Arrestata foreign fighter italiana: Era pronta a ripartire per la jihad

Lara Bombonati, nata a Milano 26 anni, si sarebbe radicalizzata, per diventare una foreign fighter, e combattere sul fronte siriano. E’ stata fermata la notte scorsa dalla Digos di Alessandria con l’accusa di “associazione di con finalità di terrorismo internazionale”.
La 26enne è stata prelevata da un’abitazione di Tortona, dove vivono alcuni parenti, e trasferita nel carcere di Torino.
Bombonati era sposata con Francesco Cascio, originario di Trapani, un foreign fighter italiano come lei, e probabilmente morto sul campo di battaglia, aveva scelto di tornare in Piemonte, sua terra d’origine, trovando rifugio dalla sorella che vive a Tortona. Era stata fermata a gennaio al confine tra la Turchia e la Siria dai militari dell’esercito turco che pattugliano la zona cuscinetto tra lo Stato Islamico e il territorio controllato dai curdi. Arrestata era finita in una cella nelle carceri turche fino a quando il governo non l’ha espulsa e segnalata alle autorità italiane. Da quel momento è diventata la presunta terrorista più controllata d’Italia. Gli uomini della Digos di Alessandria, in collaborazione con i colleghi di Torino, non l’hanno persa di vista un attimo per ricostruire la sua rete in Piemonte ed eventuali collegamenti con cellule terroristiche in altre regioni.
A convincere gli investigatori della necessità di fermarla è stata la certezza che la donna stesse programmando un nuovo viaggio in Siria dopo quello fallito sei mesi fa. Forse sarebbe tornata proprio nei luoghi dove era partita per la prima volta con il marito. Da quel viaggio era tornata sola e gli investigatori stanno ancora cercando di capire in quali circostanze e su quale fronte sia stato ucciso l’uomo. A rivelare la morte di Cascio sarebbe stata proprio Lara durante una telefonata intercettata dagli investigatori.
Le accuse nei suoi confronti sono pesantissime e coinvolgerebbero altri soggetti: Secondo le accuse la donna sarebbe entrata in contatto con alcuni soggetti maghrebini. Legami pericolosi che alimentato i sospetti dell’antiterrorismo italiano, al punto da ritenerla inserita nel gruppo Hayat Tahrir al-Sham, “Organizzazione per la liberazione del Levante” nato all’inizio dell’anno dalla fusione di quattro formazioni minori. Gruppo inizialmente affidato alla guida di Hashim al-Sheikh, conosciuto anche con il nome di Abu Jabir, molto attivo nella zona di Aleppo.

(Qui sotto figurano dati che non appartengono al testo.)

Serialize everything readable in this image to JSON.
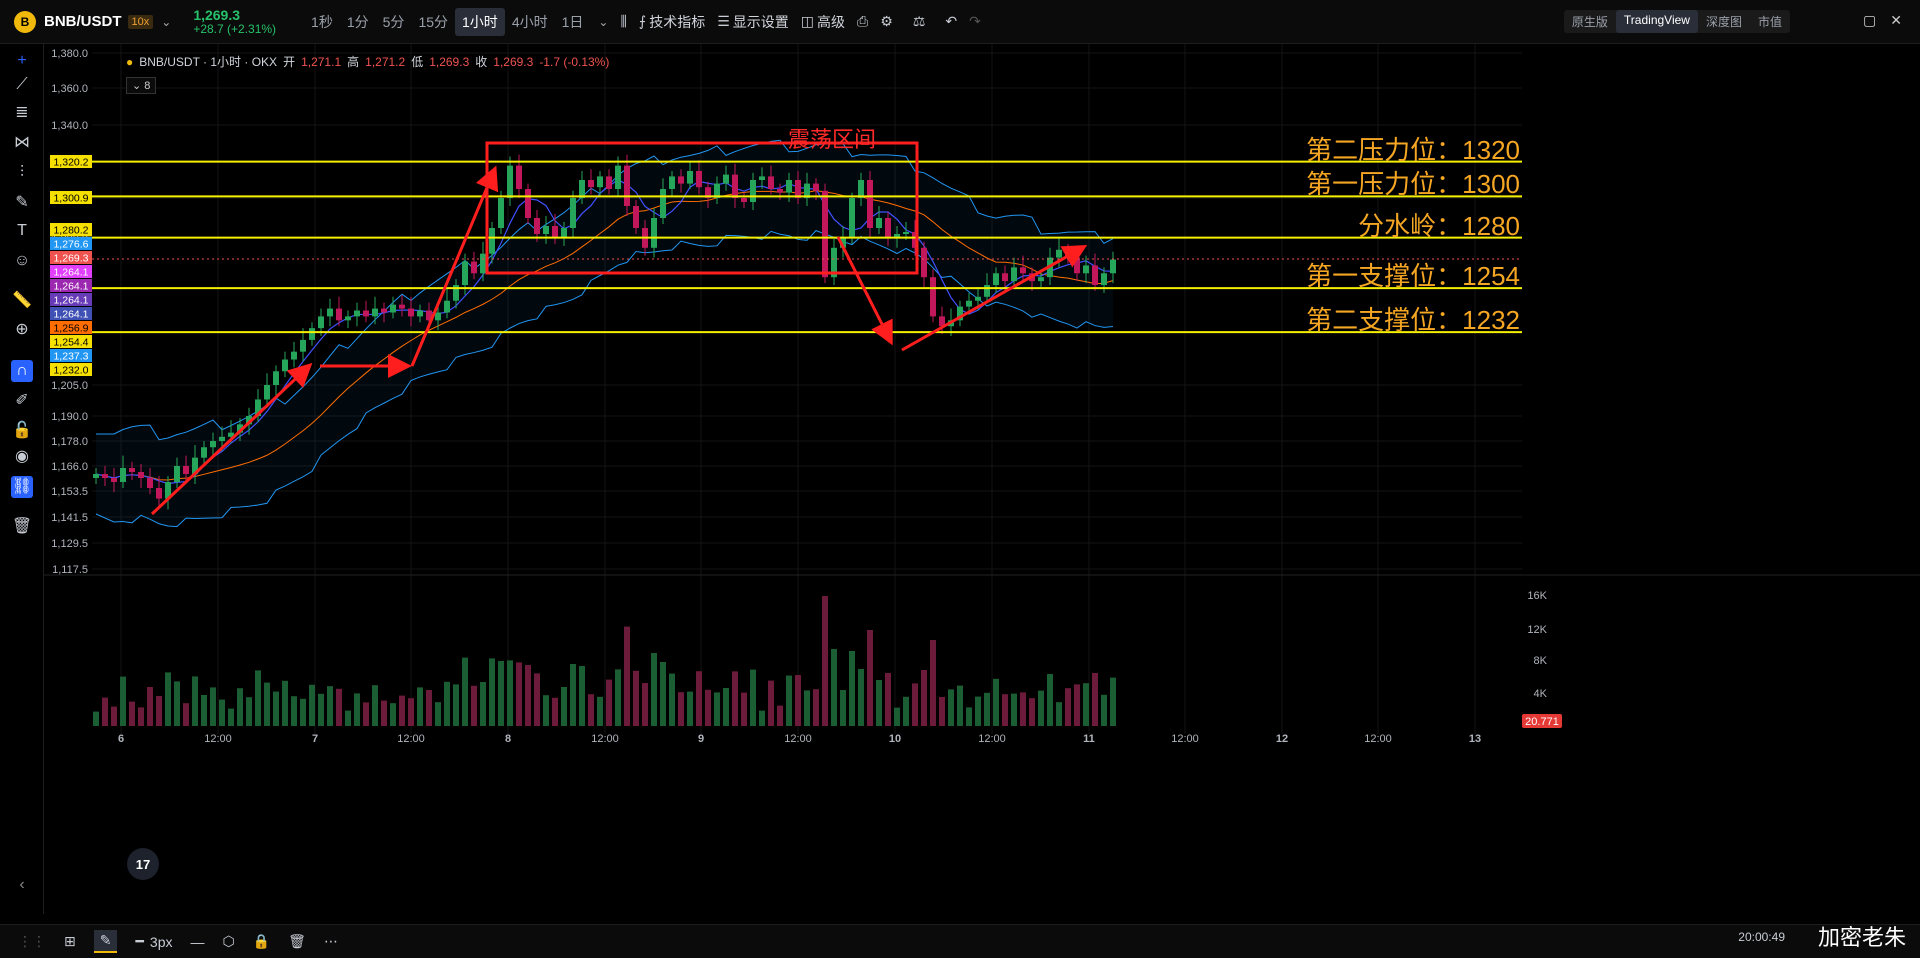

La donna avrebbe fatto parte di questo gruppo, mettendosi a disposizione dei «fratelli combattenti». Si tratta di un segnale importante, secondo gli investigatori e dagli apparati di sicurezza, perché questo caso segna un preoccupante innalzamento del livello di penetrazione della minaccia jihadista in Italia. Ma serve cautela. Il fermo della donna è solo un primo passo di un’indagine che coinvolgerebbe una rete più estesa di fiancheggiatori. E le accuse dovranno essere sottoposte nelle prossime ore al vaglio di un giudice torinese.
Quella di Lara in Italia è la seconda inchiesta di terrorismo, di un certo livello, che tocca l’area piemontese. Lo scorso aprile i carabinieri del Ros di Torino hanno arrestato un marocchino di 29 anni, Mouner El Aoual, più noto con il nome di «Mido», vissuto per 9 anni come un fantasma nella periferia multietnica della città, accolto come un figlio adottivo da una famiglia italiana, ignara della sua doppia vita. “Mido” si era proclamato un “portavoce ufficiale dello stato islamico» e gestiva in proprio una serie di social network, con cui fomentava l’odio e rilanciava il «notiziario del Califfato”.